Le juge ordonna aux prisonniers de se lever. Comme il
allait prononcer les sentences, le Père Flanagan se leva également. Le juge
hésita, jeta un coup d'œil au prêtre et lui demanda :
— Voulez-vous dire quelque chose ?
— Oui (La voix claqua comme un coup de fusil). Oui, Votre
Honneur. Je voudrais que ces garçons soient confiés à ma garde.
Des murmures hostiles coururent dans la salle, et le juge
dut faire un nouveau rappel à l'ordre. Il demanda au prêtre de s'approcher.
Bien que le juge connût parfaitement le succès obtenu par le Père Flanagan avec
ses paroles, il n'ignorait pas qu'il n'avait affaire qu'à des cas
relativement mineurs.
— Vous rendez-vous compte, lui demanda-t-il, de ce que
vous allez entreprendre avec ces garçons ? Savez-vous tout ce qu'ils ont
fait ?
— Je sais, répondit Flanagan. Et je connais aussi, d'après
ce que j'ai lu et vu moi-même, les conditions dans lesquelles ils vivent.
— Et vous pensez pouvoir faire quelque chose avec eux ?
Les sept incorrigibles se tenaient
toujours debout, tout près. Pour le juge, la décision n'était pas facile à prendre.
Une opinion publique mécontente et effrayée exigeait la punition de ces
garçons.
Les milieux politiques de la ville n'avaient aucun désir
de déplaire aux citoyens en laissant les coupables en liberté. Cependant le
juge était un homme juste et il connaissait l'habileté du prêtre. Il finit par
déclarer :
— Mon père, je vous laisse courir votre chance. J'espère
que vous arriverez à guérir ces enfants. Je vais les placer sous votre
surveillance.
Puis, se tournant vers les prisonniers :
— Vous avez ainsi une dernière chance, leur dit-il ;
je ne sais si vous en profiterez. Le Père Flanagan croit qu'il peut vous aider.

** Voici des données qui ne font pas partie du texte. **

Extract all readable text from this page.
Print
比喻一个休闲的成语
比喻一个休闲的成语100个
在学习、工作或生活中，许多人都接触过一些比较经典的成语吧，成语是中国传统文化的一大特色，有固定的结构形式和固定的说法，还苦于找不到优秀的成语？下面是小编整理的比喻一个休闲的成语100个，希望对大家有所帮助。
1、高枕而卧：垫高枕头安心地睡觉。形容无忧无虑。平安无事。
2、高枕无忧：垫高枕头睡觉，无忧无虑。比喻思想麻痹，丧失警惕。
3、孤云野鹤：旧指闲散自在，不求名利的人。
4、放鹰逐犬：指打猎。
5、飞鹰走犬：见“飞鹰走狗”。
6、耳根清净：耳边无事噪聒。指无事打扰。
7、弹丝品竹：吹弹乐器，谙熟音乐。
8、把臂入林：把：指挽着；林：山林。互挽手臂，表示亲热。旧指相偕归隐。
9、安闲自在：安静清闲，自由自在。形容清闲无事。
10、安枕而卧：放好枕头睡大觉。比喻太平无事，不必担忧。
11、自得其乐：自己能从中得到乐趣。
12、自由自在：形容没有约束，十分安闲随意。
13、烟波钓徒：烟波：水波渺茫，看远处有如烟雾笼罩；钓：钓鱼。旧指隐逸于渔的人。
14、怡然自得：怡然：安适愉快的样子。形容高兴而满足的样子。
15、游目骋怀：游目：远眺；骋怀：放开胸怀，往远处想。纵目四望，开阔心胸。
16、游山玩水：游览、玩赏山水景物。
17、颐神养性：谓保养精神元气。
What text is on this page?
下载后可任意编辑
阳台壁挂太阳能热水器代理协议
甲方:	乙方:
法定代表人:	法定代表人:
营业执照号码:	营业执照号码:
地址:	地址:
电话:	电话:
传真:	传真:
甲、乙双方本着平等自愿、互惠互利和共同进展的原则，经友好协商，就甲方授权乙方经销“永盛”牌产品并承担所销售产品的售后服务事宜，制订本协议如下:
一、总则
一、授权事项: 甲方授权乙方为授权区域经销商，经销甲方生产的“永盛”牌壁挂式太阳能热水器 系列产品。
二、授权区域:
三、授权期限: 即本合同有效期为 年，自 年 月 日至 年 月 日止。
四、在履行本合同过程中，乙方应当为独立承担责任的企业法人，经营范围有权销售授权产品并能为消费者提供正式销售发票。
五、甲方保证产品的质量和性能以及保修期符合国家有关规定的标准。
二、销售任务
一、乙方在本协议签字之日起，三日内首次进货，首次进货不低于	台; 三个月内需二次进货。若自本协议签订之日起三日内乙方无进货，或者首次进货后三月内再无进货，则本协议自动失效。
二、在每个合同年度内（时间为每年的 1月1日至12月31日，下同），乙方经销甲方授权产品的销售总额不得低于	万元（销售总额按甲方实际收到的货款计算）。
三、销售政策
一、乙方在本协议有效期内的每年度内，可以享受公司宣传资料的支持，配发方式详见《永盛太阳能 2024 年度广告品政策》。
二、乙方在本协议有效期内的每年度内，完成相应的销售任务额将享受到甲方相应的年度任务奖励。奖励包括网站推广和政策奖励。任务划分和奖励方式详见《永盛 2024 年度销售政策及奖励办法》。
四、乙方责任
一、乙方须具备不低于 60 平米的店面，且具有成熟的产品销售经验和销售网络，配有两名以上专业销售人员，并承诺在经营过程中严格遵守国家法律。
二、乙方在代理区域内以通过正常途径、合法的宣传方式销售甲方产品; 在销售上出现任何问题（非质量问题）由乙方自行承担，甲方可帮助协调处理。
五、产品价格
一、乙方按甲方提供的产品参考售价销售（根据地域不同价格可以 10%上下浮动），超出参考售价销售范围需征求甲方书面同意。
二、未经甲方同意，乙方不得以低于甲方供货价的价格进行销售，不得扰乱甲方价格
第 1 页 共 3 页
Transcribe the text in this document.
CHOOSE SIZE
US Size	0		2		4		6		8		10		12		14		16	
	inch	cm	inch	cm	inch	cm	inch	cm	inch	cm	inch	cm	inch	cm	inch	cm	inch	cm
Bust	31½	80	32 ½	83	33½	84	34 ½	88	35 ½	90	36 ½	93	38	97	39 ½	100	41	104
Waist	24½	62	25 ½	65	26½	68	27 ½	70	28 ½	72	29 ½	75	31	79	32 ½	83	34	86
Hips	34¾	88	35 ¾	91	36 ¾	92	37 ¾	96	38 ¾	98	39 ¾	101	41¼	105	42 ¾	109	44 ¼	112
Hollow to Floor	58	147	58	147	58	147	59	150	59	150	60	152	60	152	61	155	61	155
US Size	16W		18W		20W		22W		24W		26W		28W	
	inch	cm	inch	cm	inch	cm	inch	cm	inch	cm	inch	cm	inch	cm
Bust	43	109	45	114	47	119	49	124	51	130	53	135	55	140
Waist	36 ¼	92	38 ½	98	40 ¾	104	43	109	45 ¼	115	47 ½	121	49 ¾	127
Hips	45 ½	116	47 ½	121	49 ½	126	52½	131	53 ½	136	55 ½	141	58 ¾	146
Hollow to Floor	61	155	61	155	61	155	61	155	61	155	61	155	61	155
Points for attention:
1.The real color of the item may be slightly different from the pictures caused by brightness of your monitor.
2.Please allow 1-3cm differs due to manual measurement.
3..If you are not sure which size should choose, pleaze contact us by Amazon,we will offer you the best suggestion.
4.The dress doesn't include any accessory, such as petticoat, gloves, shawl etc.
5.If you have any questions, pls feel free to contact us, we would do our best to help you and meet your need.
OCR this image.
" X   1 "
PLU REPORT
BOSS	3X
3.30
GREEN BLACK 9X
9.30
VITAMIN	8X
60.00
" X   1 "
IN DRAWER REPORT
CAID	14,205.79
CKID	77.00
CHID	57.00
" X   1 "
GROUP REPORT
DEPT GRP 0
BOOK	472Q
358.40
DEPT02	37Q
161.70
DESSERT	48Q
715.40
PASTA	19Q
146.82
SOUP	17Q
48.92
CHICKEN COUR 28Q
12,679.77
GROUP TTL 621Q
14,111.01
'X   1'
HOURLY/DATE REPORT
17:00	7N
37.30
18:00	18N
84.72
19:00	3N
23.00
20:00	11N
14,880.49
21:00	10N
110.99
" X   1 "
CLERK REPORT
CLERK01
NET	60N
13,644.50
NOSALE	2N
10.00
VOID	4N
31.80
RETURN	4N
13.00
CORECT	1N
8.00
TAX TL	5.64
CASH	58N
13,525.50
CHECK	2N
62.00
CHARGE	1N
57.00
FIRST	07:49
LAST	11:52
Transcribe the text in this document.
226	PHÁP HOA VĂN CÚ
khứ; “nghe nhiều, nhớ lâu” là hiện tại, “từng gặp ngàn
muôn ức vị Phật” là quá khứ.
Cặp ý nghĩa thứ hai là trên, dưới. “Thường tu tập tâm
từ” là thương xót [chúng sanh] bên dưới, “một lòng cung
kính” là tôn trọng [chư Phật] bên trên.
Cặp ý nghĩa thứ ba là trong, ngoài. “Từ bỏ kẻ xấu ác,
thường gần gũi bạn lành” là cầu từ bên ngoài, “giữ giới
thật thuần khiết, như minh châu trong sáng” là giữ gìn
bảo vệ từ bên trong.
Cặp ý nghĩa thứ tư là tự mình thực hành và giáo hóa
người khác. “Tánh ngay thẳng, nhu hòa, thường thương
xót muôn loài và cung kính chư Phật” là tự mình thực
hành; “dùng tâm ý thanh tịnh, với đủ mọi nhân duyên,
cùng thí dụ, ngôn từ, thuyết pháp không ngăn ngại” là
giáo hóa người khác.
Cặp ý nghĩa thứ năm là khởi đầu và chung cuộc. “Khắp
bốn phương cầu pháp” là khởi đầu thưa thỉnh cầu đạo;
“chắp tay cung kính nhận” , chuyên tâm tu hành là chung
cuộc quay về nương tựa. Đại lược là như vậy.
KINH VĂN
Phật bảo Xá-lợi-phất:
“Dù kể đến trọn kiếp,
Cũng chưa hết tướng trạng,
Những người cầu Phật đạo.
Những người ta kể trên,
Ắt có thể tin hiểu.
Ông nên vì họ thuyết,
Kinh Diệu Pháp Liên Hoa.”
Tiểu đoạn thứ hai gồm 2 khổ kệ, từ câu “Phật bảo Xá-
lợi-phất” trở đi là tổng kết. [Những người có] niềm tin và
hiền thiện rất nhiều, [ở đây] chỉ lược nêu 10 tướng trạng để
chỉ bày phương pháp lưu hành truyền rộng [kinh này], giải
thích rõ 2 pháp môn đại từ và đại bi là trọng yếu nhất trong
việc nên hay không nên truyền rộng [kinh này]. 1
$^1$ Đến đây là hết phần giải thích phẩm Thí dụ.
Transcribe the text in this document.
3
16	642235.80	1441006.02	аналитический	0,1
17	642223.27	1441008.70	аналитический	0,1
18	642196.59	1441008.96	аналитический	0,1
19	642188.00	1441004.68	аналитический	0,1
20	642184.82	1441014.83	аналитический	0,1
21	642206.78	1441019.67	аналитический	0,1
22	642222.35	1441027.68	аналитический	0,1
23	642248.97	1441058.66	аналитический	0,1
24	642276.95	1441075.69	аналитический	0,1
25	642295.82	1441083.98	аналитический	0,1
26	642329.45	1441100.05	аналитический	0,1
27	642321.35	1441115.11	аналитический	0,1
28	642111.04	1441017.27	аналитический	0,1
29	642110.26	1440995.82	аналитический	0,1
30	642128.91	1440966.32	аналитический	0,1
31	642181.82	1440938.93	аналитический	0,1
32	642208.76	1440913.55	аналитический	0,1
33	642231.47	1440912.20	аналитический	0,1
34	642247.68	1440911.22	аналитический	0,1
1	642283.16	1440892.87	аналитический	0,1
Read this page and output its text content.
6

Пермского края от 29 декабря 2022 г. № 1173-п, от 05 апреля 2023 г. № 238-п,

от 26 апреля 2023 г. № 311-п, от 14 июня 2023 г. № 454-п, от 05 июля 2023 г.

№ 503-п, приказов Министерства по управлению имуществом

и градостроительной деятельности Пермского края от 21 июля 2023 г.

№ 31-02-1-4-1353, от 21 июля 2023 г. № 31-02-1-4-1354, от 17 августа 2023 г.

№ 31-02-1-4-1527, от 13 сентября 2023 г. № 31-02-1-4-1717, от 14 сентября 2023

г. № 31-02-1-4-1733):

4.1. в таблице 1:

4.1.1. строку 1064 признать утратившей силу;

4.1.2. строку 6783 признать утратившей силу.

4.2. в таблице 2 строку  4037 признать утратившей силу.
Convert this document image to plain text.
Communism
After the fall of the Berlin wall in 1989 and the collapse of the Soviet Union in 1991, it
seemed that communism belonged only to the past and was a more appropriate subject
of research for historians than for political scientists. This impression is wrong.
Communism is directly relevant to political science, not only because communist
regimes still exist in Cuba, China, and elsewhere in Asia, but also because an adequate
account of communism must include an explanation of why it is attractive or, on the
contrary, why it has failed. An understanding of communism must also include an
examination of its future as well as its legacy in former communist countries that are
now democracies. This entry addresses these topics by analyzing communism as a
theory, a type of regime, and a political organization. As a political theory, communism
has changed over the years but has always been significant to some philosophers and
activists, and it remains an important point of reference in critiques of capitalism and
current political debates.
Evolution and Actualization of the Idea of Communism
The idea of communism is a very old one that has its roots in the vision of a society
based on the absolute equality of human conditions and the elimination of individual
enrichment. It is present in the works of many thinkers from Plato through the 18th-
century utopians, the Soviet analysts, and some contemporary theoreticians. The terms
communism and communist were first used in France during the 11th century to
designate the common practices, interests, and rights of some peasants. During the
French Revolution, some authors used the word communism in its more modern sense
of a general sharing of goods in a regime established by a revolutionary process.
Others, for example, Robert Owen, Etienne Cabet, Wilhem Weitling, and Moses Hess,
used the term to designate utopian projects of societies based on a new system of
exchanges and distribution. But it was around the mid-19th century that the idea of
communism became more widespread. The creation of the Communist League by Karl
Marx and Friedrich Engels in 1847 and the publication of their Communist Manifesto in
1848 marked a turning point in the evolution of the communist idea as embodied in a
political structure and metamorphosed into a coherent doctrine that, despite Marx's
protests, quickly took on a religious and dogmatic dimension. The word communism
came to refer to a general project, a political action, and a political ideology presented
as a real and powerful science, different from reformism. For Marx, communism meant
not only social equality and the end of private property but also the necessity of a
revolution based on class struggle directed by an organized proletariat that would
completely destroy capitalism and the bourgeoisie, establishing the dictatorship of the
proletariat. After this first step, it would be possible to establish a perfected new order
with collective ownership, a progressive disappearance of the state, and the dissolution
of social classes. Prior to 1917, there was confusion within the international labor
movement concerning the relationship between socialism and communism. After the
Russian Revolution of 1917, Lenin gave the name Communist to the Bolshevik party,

J'espère que vous vous rappellerez que sans lui vous seriez tous en route déjà
vers la maison de redressement.
Les plus étonnés de tous dans la salle, c'étaient les garçons eux-mêmes. Ils regardaient le
prêtre avec un air profondément stupéfait. Ils s'étaient attendus jusque-là à
se retrouver derrière des barreaux de prison.
Si le Père Flanagan se rendit compte
de cette stupéfaction, il n'en laissa rien paraître. Il s'approcha d'eux et
leur demanda de le suivre.
Sans un mot, comme engourdis, ils
obéirent. Tous les yeux, dans le prétoire, étaient tournés vers le Père Flanagan,
tandis que, suivi de ses nouveaux protégés marchant en file indienne, il
avançait dans la travée centrale, vers la sortie.